Publié le 14 Avril 2023 à 17h39
La multiplication des prédations par le loup est un constat d’échec des pouvoirs publics.
Malgré la littérature scientifique, la désinformation orchestrée par certains nous conduit dans une impasse avant tout pour les éleveuses et les éleveurs qui subissent les conséquences de la prédation sur les troupeaux d’ovins et désormais de bovins. Néanmoins, nous appelons à la plus grande vigilance puisque l’hypothèse d’attaques des troupeaux par des chiens errants ne peut et ne doit pas être écartée.
Faut-il rappeler que le loup n’a pas été réintroduit en Bourgogne-Franche-Comté, comme ailleurs. Il est revenu dans les années 1990 en passant par le massif des Alpes depuis le noyau de population italien des Abruzzes. Disparu par empoisonnement et campagne de destruction dans les années 1930, il s’est implanté et déplacé grâce à la présence de milieux forestiers et à l’augmentation des ongulés sauvages (chevreuils, cerfs) qui représente 80 % de son régime alimentaire. Si actuellement le loup est sous un régime d’espèce protégée, ce n’est pas un cadeau fait aux écologistes, mais parce qu’il contribue à l’équilibre écologique et notamment à la régulation naturelle des ongulés sauvages.
Tout le monde, sauf celles et ceux qui nient les travaux scientifiques, s’accorde pour dire que les grands ongulés, dont les populations ont très fortement augmenté en Europe occidentale depuis une quarantaine d’années, contribuent à la perte de diversité et mettent eux aussi en péril l'avenir des forêts. Pourtant, la préservation des forêts est au cœur de la stratégie d’adaptation climatique.
La gravité de la situation pour les éleveuses et les éleveurs comme pour l’effondrement de la biodiversité dont nous dépendons, appelle à plus de rigueur et d’honnêteté dans les débats publics comme dans les solutions à apporter.

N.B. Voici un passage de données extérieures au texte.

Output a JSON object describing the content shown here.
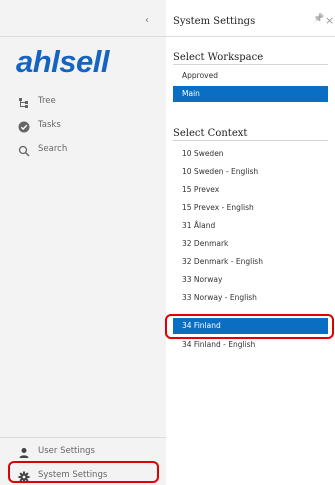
{
  "sidebar": {
    "logo": "ahlsell",
    "collapse_glyph": "‹",
    "items": [
      {
        "label": "Tree",
        "icon": "tree-icon"
      },
      {
        "label": "Tasks",
        "icon": "tasks-check-icon"
      },
      {
        "label": "Search",
        "icon": "search-icon"
      }
    ],
    "footer": [
      {
        "label": "User Settings",
        "icon": "user-icon"
      },
      {
        "label": "System Settings",
        "icon": "gear-icon"
      }
    ]
  },
  "panel": {
    "title": "System Settings",
    "pin_glyph": "📌",
    "close_glyph": "×",
    "workspace": {
      "heading": "Select Workspace",
      "items": [
        "Approved",
        "Main"
      ],
      "selected": "Main"
    },
    "context": {
      "heading": "Select Context",
      "items": [
        "10 Sweden",
        "10 Sweden - English",
        "15 Prevex",
        "15 Prevex - English",
        "31 Åland",
        "32 Denmark",
        "32 Denmark - English",
        "33 Norway",
        "33 Norway - English",
        "34 Finland",
        "34 Finland - English"
      ],
      "selected": "34 Finland"
    }
  },
  "colors": {
    "brand": "#1565c0",
    "selection": "#0a6fc2",
    "highlight": "#e00000"
  }
}
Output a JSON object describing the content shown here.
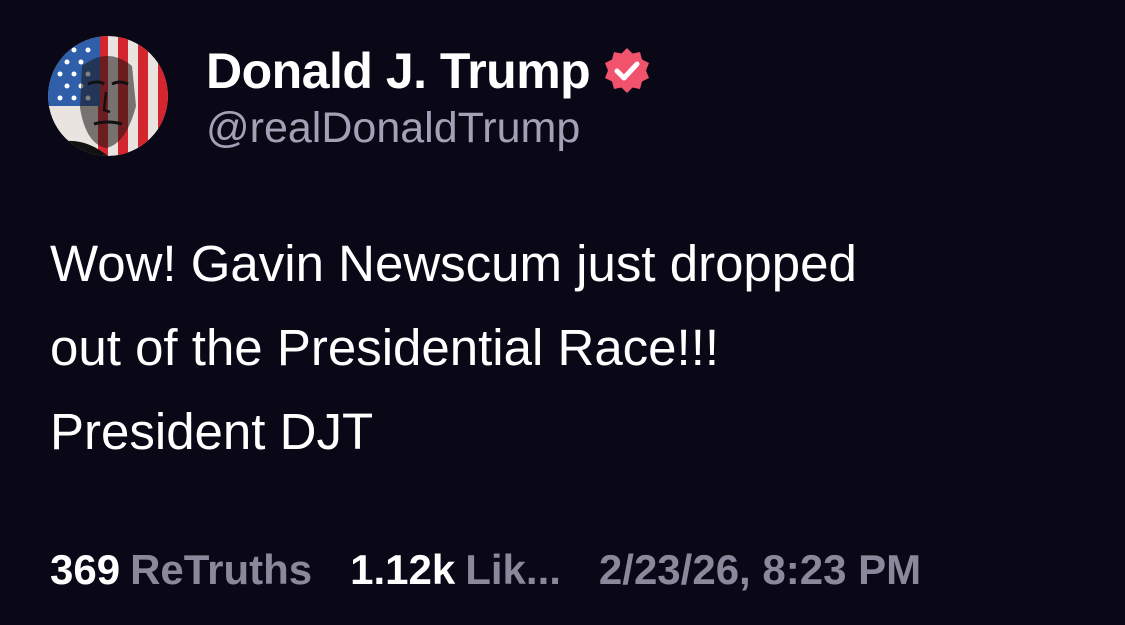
{
  "author": {
    "display_name": "Donald J. Trump",
    "handle": "@realDonaldTrump",
    "verified_icon": "verified-badge-icon",
    "verified_color": "#f2536c"
  },
  "post": {
    "lines": [
      "Wow! Gavin Newscum just dropped",
      "out of the Presidential Race!!!",
      "President DJT"
    ]
  },
  "stats": {
    "retruths_count": "369",
    "retruths_label": "ReTruths",
    "likes_count": "1.12k",
    "likes_label": "Lik...",
    "timestamp": "2/23/26, 8:23 PM"
  },
  "colors": {
    "background": "#0a0717",
    "secondary_text": "#8c889b"
  }
}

Cela fait déjà plusieurs années, en Saône-et-Loire comme en Bourgogne Franche-Comté, que la présence du loup est connue et que les prédations perdurent. Bien qu’en BFC, il n’existe que deux meutes (la meute du Risou et celle du Rû), cet enjeu n’a pas été pris à la racine. Les pouvoirs publics ont laissé imaginer que c’était un passage ponctuel et qu’avec un ou deux tirs nous allions nous débarrasser de la bête à problème. Or, nous le constatons, rien ne change et le désarroi s’accroît !
Il est temps de prendre à bras le corps la cohabitation entre le loup et les troupeaux en partant du principe que la présence du loup est une réalité géographique et un enjeu écologique. Traiter le loup comme une masse à réguler par des tirs, et non comme un élément de la biodiversité, avec un comportement qui lui est propre, sera en permanence un échec. C’est la situation que nous vivons depuis des années.
Les associations environnementales appellent à un débat honnête et objectif sur la situation; à prendre connaissance des travaux réalisés par l’Agence Régionale de la Biodiversité dans le cadre d’échanges pluralistes; à donner les moyens aux éleveuses et aux éleveurs de se protéger, notamment en zone de plaine, en prenant en charge les moyens de protection, y
compris pour les bovins, dans le futur PNA Loup. L’objectif étant de retrouver un équilibre vital entre toutes les espèces du vivant.
En Saône-et-Loire, comme ailleurs, nous restons fortement mobilisés pour que la démagogie et les mensonges cessent et pour ouvrir la voie vers des relations pacifiées et apaisées.
France Nature Environnement Saône-et-Loire, CM Terreco , Autun Morvan Ecologie.